Now look again. There is another layer. There is an organism that can only live on the leafminer—the leafminer that can live only on the American holly tree. The organism is an endoparasitoid wasp, Opius striatriventris, that lives and grows inside the body of the leafminer larva. More than 80 percent of the leafminer larvae D. M. Kahn and H. V. Cornell looked at were hosts to these parasitoids.5 The adult female Opius wasp somehow detects the newly hatched leafminer larva between the leaf layers and lays a single egg next to it. When her egg hatches, instead of tunneling through the leaf, it tunnels through the body of the miner larva. The miner gets mined! In the spring, instead of a leafminer adult hatching out of the leaf an Opius adult hatches out. This is poetry. Tell yourself again that you have a choice in how you view these little insects. You can consider them pests— or as one of my reference books categorizes them, “damaging agents”— or you can marvel at what this planet has wrought in four billion years and then at how little we understand of it.

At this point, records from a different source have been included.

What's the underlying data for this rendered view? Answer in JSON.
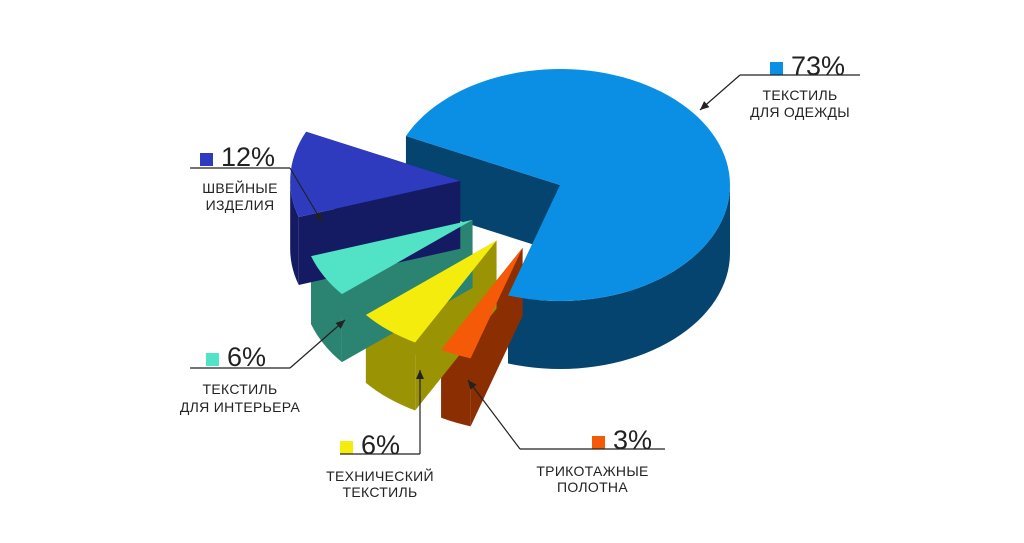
{
  "chart_data": {
    "type": "pie",
    "slices": [
      {
        "name": "ТЕКСТИЛЬ ДЛЯ ОДЕЖДЫ",
        "lines": [
          "ТЕКСТИЛЬ",
          "ДЛЯ  ОДЕЖДЫ"
        ],
        "value": 73,
        "percent_label": "73%",
        "color": "#0a8fe4",
        "side_color": "#04446f"
      },
      {
        "name": "ТРИКОТАЖНЫЕ ПОЛОТНА",
        "lines": [
          "ТРИКОТАЖНЫЕ",
          "ПОЛОТНА"
        ],
        "value": 3,
        "percent_label": "3%",
        "color": "#f55a08",
        "side_color": "#8b2e02"
      },
      {
        "name": "ТЕХНИЧЕСКИЙ ТЕКСТИЛЬ",
        "lines": [
          "ТЕХНИЧЕСКИЙ",
          "ТЕКСТИЛЬ"
        ],
        "value": 6,
        "percent_label": "6%",
        "color": "#f4ec0c",
        "side_color": "#9a9304"
      },
      {
        "name": "ТЕКСТИЛЬ ДЛЯ ИНТЕРЬЕРА",
        "lines": [
          "ТЕКСТИЛЬ",
          "ДЛЯ ИНТЕРЬЕРА"
        ],
        "value": 6,
        "percent_label": "6%",
        "color": "#52e2c6",
        "side_color": "#2b8371"
      },
      {
        "name": "ШВЕЙНЫЕ ИЗДЕЛИЯ",
        "lines": [
          "ШВЕЙНЫЕ",
          "ИЗДЕЛИЯ"
        ],
        "value": 12,
        "percent_label": "12%",
        "color": "#2e3bbf",
        "side_color": "#141b62"
      }
    ],
    "style": "3d-exploded-pie",
    "title": "",
    "legend": "callout labels around pie"
  }
}
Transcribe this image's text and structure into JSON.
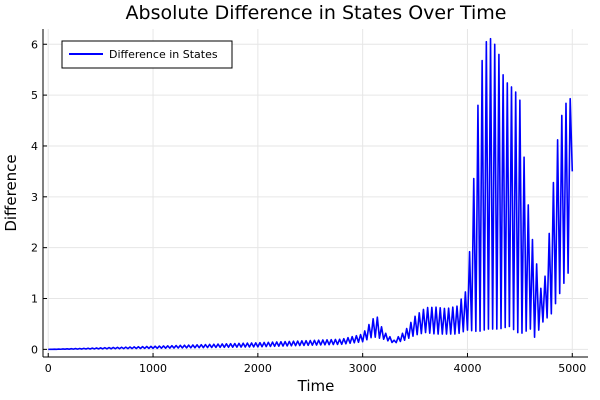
{
  "chart_data": {
    "type": "line",
    "title": "Absolute Difference in States Over Time",
    "xlabel": "Time",
    "ylabel": "Difference",
    "xlim": [
      -50,
      5150
    ],
    "ylim": [
      -0.15,
      6.3
    ],
    "xticks": [
      0,
      1000,
      2000,
      3000,
      4000,
      5000
    ],
    "xtick_labels": [
      "0",
      "1000",
      "2000",
      "3000",
      "4000",
      "5000"
    ],
    "yticks": [
      0,
      1,
      2,
      3,
      4,
      5,
      6
    ],
    "ytick_labels": [
      "0",
      "1",
      "2",
      "3",
      "4",
      "5",
      "6"
    ],
    "grid": true,
    "legend_position": "top-left",
    "series": [
      {
        "name": "Difference in States",
        "color": "#0000ff",
        "lower_envelope": {
          "x": [
            0,
            1000,
            2000,
            2800,
            3000,
            3100,
            3200,
            3300,
            3400,
            3500,
            3600,
            3700,
            3800,
            3900,
            4000,
            4100,
            4200,
            4300,
            4400,
            4500,
            4600,
            4650,
            4700,
            4750,
            4800,
            4900,
            5000
          ],
          "y": [
            0,
            0.02,
            0.05,
            0.1,
            0.15,
            0.25,
            0.2,
            0.12,
            0.18,
            0.28,
            0.33,
            0.3,
            0.3,
            0.3,
            0.38,
            0.35,
            0.4,
            0.4,
            0.45,
            0.3,
            0.4,
            0.2,
            0.5,
            0.6,
            0.7,
            1.2,
            1.7
          ]
        },
        "upper_envelope": {
          "x": [
            0,
            1000,
            2000,
            2800,
            3000,
            3080,
            3130,
            3200,
            3300,
            3400,
            3500,
            3600,
            3700,
            3800,
            3900,
            4000,
            4050,
            4100,
            4150,
            4200,
            4250,
            4300,
            4350,
            4400,
            4450,
            4500,
            4550,
            4600,
            4650,
            4700,
            4750,
            4800,
            4850,
            4900,
            4950,
            5000
          ],
          "y": [
            0,
            0.06,
            0.13,
            0.2,
            0.3,
            0.55,
            0.68,
            0.35,
            0.18,
            0.35,
            0.65,
            0.82,
            0.83,
            0.8,
            0.85,
            1.2,
            3.0,
            4.8,
            5.9,
            6.15,
            6.05,
            5.8,
            5.3,
            5.2,
            5.1,
            4.9,
            3.5,
            2.4,
            1.8,
            1.2,
            1.5,
            2.8,
            4.0,
            4.6,
            4.9,
            4.95
          ]
        },
        "oscillation_period": 40,
        "last_value": 3.5
      }
    ]
  }
}
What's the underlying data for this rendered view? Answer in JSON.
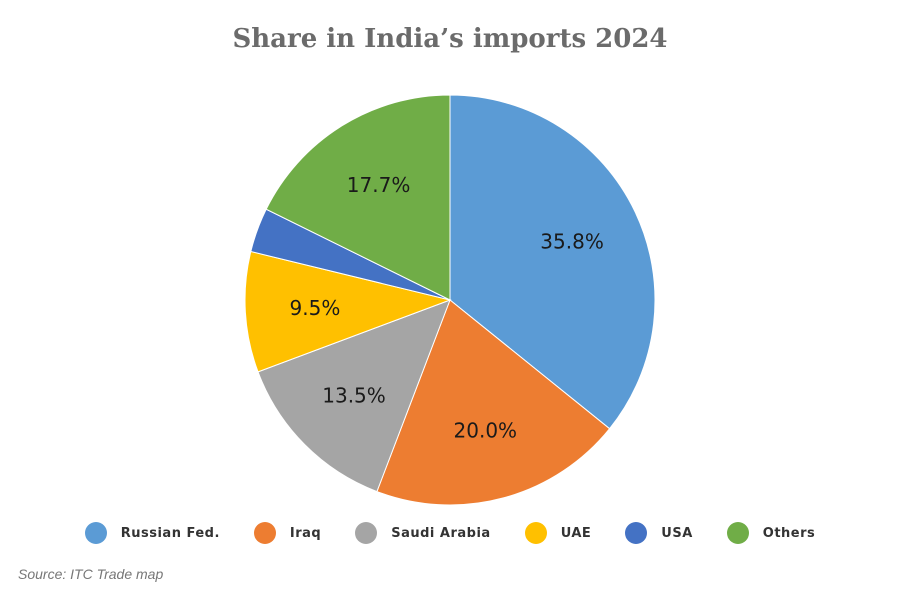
{
  "chart_data": {
    "type": "pie",
    "title": "Share in India’s imports 2024",
    "source": "Source: ITC Trade map",
    "legend_position": "bottom",
    "slices": [
      {
        "name": "Russian Fed.",
        "value": 35.8,
        "label": "35.8%",
        "color": "#5b9bd5"
      },
      {
        "name": "Iraq",
        "value": 20.0,
        "label": "20.0%",
        "color": "#ed7d31"
      },
      {
        "name": "Saudi Arabia",
        "value": 13.5,
        "label": "13.5%",
        "color": "#a5a5a5"
      },
      {
        "name": "UAE",
        "value": 9.5,
        "label": "9.5%",
        "color": "#ffc000"
      },
      {
        "name": "USA",
        "value": 3.5,
        "label": "",
        "color": "#4472c4"
      },
      {
        "name": "Others",
        "value": 17.7,
        "label": "17.7%",
        "color": "#70ad47"
      }
    ]
  }
}
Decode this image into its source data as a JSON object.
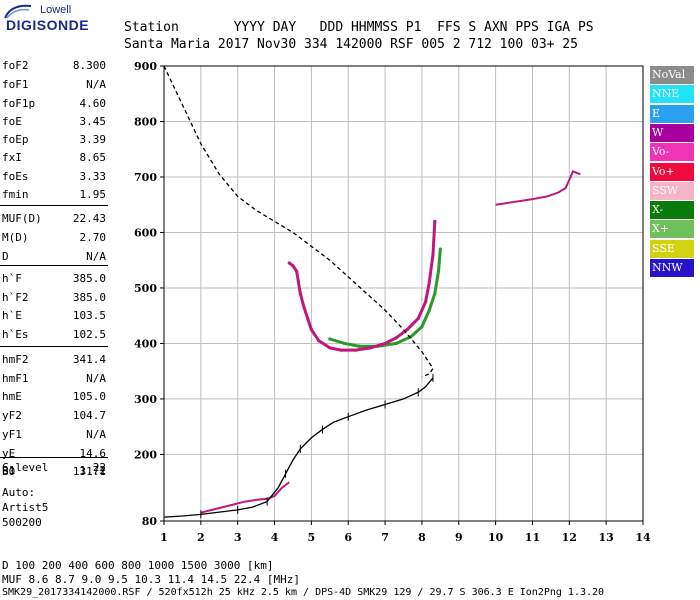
{
  "logo": {
    "top": "Lowell",
    "main": "DIGISONDE"
  },
  "header": {
    "line1": "Station       YYYY DAY   DDD HHMMSS P1  FFS S AXN PPS IGA PS",
    "line2": "Santa Maria 2017 Nov30 334 142000 RSF 005 2 712 100 03+ 25"
  },
  "params": [
    {
      "label": "foF2",
      "value": "8.300"
    },
    {
      "label": "foF1",
      "value": "N/A"
    },
    {
      "label": "foF1p",
      "value": "4.60"
    },
    {
      "label": "foE",
      "value": "3.45"
    },
    {
      "label": "foEp",
      "value": "3.39"
    },
    {
      "label": "fxI",
      "value": "8.65"
    },
    {
      "label": "foEs",
      "value": "3.33"
    },
    {
      "label": "fmin",
      "value": "1.95"
    },
    {
      "label": "MUF(D)",
      "value": "22.43"
    },
    {
      "label": "M(D)",
      "value": "2.70"
    },
    {
      "label": "D",
      "value": "N/A"
    },
    {
      "label": "h`F",
      "value": "385.0"
    },
    {
      "label": "h`F2",
      "value": "385.0"
    },
    {
      "label": "h`E",
      "value": "103.5"
    },
    {
      "label": "h`Es",
      "value": "102.5"
    },
    {
      "label": "hmF2",
      "value": "341.4"
    },
    {
      "label": "hmF1",
      "value": "N/A"
    },
    {
      "label": "hmE",
      "value": "105.0"
    },
    {
      "label": "yF2",
      "value": "104.7"
    },
    {
      "label": "yF1",
      "value": "N/A"
    },
    {
      "label": "yE",
      "value": "14.6"
    },
    {
      "label": "B0",
      "value": "131.1"
    },
    {
      "label": "B1",
      "value": "1.72"
    },
    {
      "label": "C-level",
      "value": "22"
    }
  ],
  "auto": {
    "line1": "Auto:",
    "line2": "Artist5",
    "line3": "500200"
  },
  "legend": [
    {
      "label": "NoVal",
      "color": "#8c8c8c",
      "text_color": "#ffffff"
    },
    {
      "label": "NNE",
      "color": "#22e3f5",
      "text_color": "#ffffff"
    },
    {
      "label": "E",
      "color": "#2aa0f0",
      "text_color": "#ffffff"
    },
    {
      "label": "W",
      "color": "#a8009f",
      "text_color": "#ffffff"
    },
    {
      "label": "Vo-",
      "color": "#f032b4",
      "text_color": "#ffffff"
    },
    {
      "label": "Vo+",
      "color": "#f00a3c",
      "text_color": "#ffffff"
    },
    {
      "label": "SSW",
      "color": "#f5b4c8",
      "text_color": "#ffffff"
    },
    {
      "label": "X-",
      "color": "#0a7a0a",
      "text_color": "#ffffff"
    },
    {
      "label": "X+",
      "color": "#6fc05a",
      "text_color": "#ffffff"
    },
    {
      "label": "SSE",
      "color": "#d2d214",
      "text_color": "#ffffff"
    },
    {
      "label": "NNW",
      "color": "#2814c8",
      "text_color": "#ffffff"
    }
  ],
  "footer": {
    "d_line": "D     100  200  400  600  800 1000 1500 3000 [km]",
    "muf_line": "MUF   8.6  8.7  9.0  9.5 10.3 11.4 14.5 22.4 [MHz]",
    "file_line": "SMK29_2017334142000.RSF / 520fx512h 25 kHz 2.5 km / DPS-4D SMK29 129 / 29.7 S 306.3 E Ion2Png 1.3.20"
  },
  "chart_data": {
    "type": "scatter",
    "xlim": [
      1,
      14
    ],
    "ylim": [
      80,
      900
    ],
    "x_ticks": [
      1,
      2,
      3,
      4,
      5,
      6,
      7,
      8,
      9,
      10,
      11,
      12,
      13,
      14
    ],
    "y_ticks": [
      80,
      200,
      300,
      400,
      500,
      600,
      700,
      800,
      900
    ],
    "grid": true,
    "colors": {
      "trace_o": "#c0187a",
      "trace_x": "#2a9a2a",
      "profile": "#000000",
      "grid": "#bfbfbf"
    },
    "profile": {
      "x": [
        1.0,
        1.5,
        2.0,
        2.5,
        3.0,
        3.4,
        3.8,
        4.1,
        4.3,
        4.5,
        4.7,
        5.0,
        5.3,
        5.6,
        6.0,
        6.5,
        7.0,
        7.5,
        7.9,
        8.1,
        8.3
      ],
      "y": [
        87,
        89,
        92,
        96,
        100,
        105,
        115,
        140,
        165,
        190,
        210,
        230,
        245,
        258,
        268,
        280,
        290,
        300,
        312,
        322,
        338
      ]
    },
    "profile_dashed": {
      "x": [
        1.0,
        1.5,
        2.0,
        2.5,
        3.0,
        3.5,
        4.0,
        4.5,
        5.0,
        5.5,
        6.0,
        6.5,
        7.0,
        7.5,
        8.0,
        8.3,
        8.2,
        8.0
      ],
      "y": [
        900,
        830,
        760,
        705,
        665,
        640,
        620,
        600,
        575,
        550,
        520,
        490,
        460,
        425,
        385,
        355,
        345,
        340
      ]
    },
    "f_trace_o": {
      "x": [
        4.4,
        4.5,
        4.6,
        4.65,
        4.7,
        4.8,
        4.9,
        5.0,
        5.2,
        5.5,
        5.8,
        6.2,
        6.6,
        7.0,
        7.3,
        7.6,
        7.9,
        8.1,
        8.2,
        8.3,
        8.35
      ],
      "y": [
        545,
        540,
        530,
        510,
        490,
        465,
        445,
        425,
        405,
        392,
        388,
        388,
        392,
        400,
        410,
        425,
        445,
        475,
        510,
        560,
        620
      ]
    },
    "f_trace_x": {
      "x": [
        5.5,
        5.9,
        6.3,
        6.8,
        7.3,
        7.7,
        8.0,
        8.2,
        8.35,
        8.45,
        8.5
      ],
      "y": [
        408,
        400,
        395,
        395,
        400,
        412,
        430,
        460,
        490,
        530,
        570
      ]
    },
    "e_trace": {
      "x": [
        2.0,
        2.3,
        2.6,
        2.9,
        3.2,
        3.5,
        3.8,
        4.0,
        4.2,
        4.4
      ],
      "y": [
        95,
        100,
        105,
        110,
        115,
        118,
        120,
        125,
        140,
        150
      ]
    },
    "upper_trace": {
      "x": [
        10.0,
        10.5,
        11.0,
        11.4,
        11.7,
        11.9,
        12.0,
        12.1,
        12.3
      ],
      "y": [
        650,
        655,
        660,
        665,
        672,
        680,
        695,
        710,
        705
      ]
    }
  }
}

More pine plantations: fewer hollies. No hollies: no holly berry midges, no mystery fungus, no holly leafminer, no Opius wasps, fewer birds, less colorful Christmases. Every link … every link …
SO I WAS STANDING in front of a beautiful old holly tree in woods that I hoped would soon be mine to protect as long as I was able. I had a beautiful morning tramping all over the woods. When I arrived at the house I found many people gathered for the auction. I registered my name and looked in my pocket once again to be sure I still had the cashier’s check. My heart thumped in my chest as the bidding began. The bidding started at $125,000 but rose quickly. When it reached $180,000 I knew it was my turn and I raised my hand to bid $185,000. The bidding stalled there for a heart-stopping moment … and then went on without me. It was at $200,000 by the time the blood stopped rushing through my ears. A young family was bidding against a local real estate developer; he got the price to $224,000 before they dropped out.
So my woods, my holly trees, are owned by a man who made his money by building houses in corn and soybean fields. I hope he treats them well.